While I share Lee’s concern that highway and street subsidies, along with land-use regulations, are anti-libertarian and distortionary, there is much more waste per dollar spent going on in the world of transit. Rail transit is almost always wasteful (and almost always idiotic if it is above-ground) given alternative cheaper service that can be delivered by buses. Building subways — and rail transit in general — is an extremely expensive undertaking and it only makes sense in a few CBDs (note: not necessarily whole cities and definitely not for wider metropolitan areas) — Manhattan and San Francisco, for instance. And while the Highway Trust Fund, of which more than 15 percent is diverted to transit, still sort of embodies the user-pays/user-benefits principle (although not so much anymore thanks to Congress’s refusal in increase fuel excise taxes and really terrible budget forecasting), transit and even-worse Amtrak advocates don’t even try. They just want your money: transit beneficiaries paying anywhere close to the cost of their use is unheard of.

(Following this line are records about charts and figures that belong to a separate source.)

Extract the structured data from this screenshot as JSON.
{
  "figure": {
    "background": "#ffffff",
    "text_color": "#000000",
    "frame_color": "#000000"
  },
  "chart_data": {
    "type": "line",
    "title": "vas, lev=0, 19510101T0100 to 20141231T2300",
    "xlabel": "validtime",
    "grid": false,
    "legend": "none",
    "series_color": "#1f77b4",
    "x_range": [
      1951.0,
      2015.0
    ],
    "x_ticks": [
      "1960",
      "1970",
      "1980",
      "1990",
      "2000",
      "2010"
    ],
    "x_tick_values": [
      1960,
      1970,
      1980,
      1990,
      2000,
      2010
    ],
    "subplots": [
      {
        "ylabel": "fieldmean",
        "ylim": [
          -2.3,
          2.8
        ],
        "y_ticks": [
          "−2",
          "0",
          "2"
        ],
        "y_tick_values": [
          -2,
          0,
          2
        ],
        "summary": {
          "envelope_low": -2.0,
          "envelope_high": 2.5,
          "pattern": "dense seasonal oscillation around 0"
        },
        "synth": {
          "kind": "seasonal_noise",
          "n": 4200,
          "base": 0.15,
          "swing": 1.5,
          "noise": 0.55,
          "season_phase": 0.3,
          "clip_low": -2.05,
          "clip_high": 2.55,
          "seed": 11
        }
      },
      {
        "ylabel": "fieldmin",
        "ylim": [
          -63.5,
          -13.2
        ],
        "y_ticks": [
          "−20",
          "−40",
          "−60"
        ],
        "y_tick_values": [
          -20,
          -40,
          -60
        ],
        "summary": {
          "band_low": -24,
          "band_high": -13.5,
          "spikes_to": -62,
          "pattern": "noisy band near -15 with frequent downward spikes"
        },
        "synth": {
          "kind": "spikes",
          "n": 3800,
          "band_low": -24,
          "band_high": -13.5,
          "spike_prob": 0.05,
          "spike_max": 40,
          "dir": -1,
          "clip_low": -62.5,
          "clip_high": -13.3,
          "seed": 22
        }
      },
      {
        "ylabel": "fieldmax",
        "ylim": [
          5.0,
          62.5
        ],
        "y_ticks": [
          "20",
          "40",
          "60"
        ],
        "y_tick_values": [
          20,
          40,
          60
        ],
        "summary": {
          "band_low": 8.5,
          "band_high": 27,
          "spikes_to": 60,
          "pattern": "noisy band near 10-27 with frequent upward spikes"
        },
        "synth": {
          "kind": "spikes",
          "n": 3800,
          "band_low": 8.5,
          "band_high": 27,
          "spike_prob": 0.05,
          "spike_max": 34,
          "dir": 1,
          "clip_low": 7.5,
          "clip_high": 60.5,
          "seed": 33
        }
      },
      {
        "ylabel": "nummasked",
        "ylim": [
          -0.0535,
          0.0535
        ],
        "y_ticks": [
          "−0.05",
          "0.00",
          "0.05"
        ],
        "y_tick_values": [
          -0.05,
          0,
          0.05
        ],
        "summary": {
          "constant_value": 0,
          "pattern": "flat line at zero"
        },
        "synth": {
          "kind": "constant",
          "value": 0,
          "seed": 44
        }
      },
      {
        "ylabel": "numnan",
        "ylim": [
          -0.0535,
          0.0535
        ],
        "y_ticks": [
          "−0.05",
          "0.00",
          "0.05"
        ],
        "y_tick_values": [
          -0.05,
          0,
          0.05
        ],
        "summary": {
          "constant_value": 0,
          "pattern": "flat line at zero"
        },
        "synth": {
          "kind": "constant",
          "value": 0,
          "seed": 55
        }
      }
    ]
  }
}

The land-use policies that all three of us abhor are probably in large part a result of the increased democratization that Welch and Gillespie repeatedly speak to in their book, not a counterexample, unfortunately. And while Lee can look into the past to say what should have been done, there is no way he can convincingly argue that autocentric living is going out of style (suburbs and small towns are still booming across the United States). And there’s no way to hop into a time machine and stop the Robert Moseses before the damage is done — the only way to reverse this ongoing trend is to institute the massive government social engineering programs that Lee claims to hate.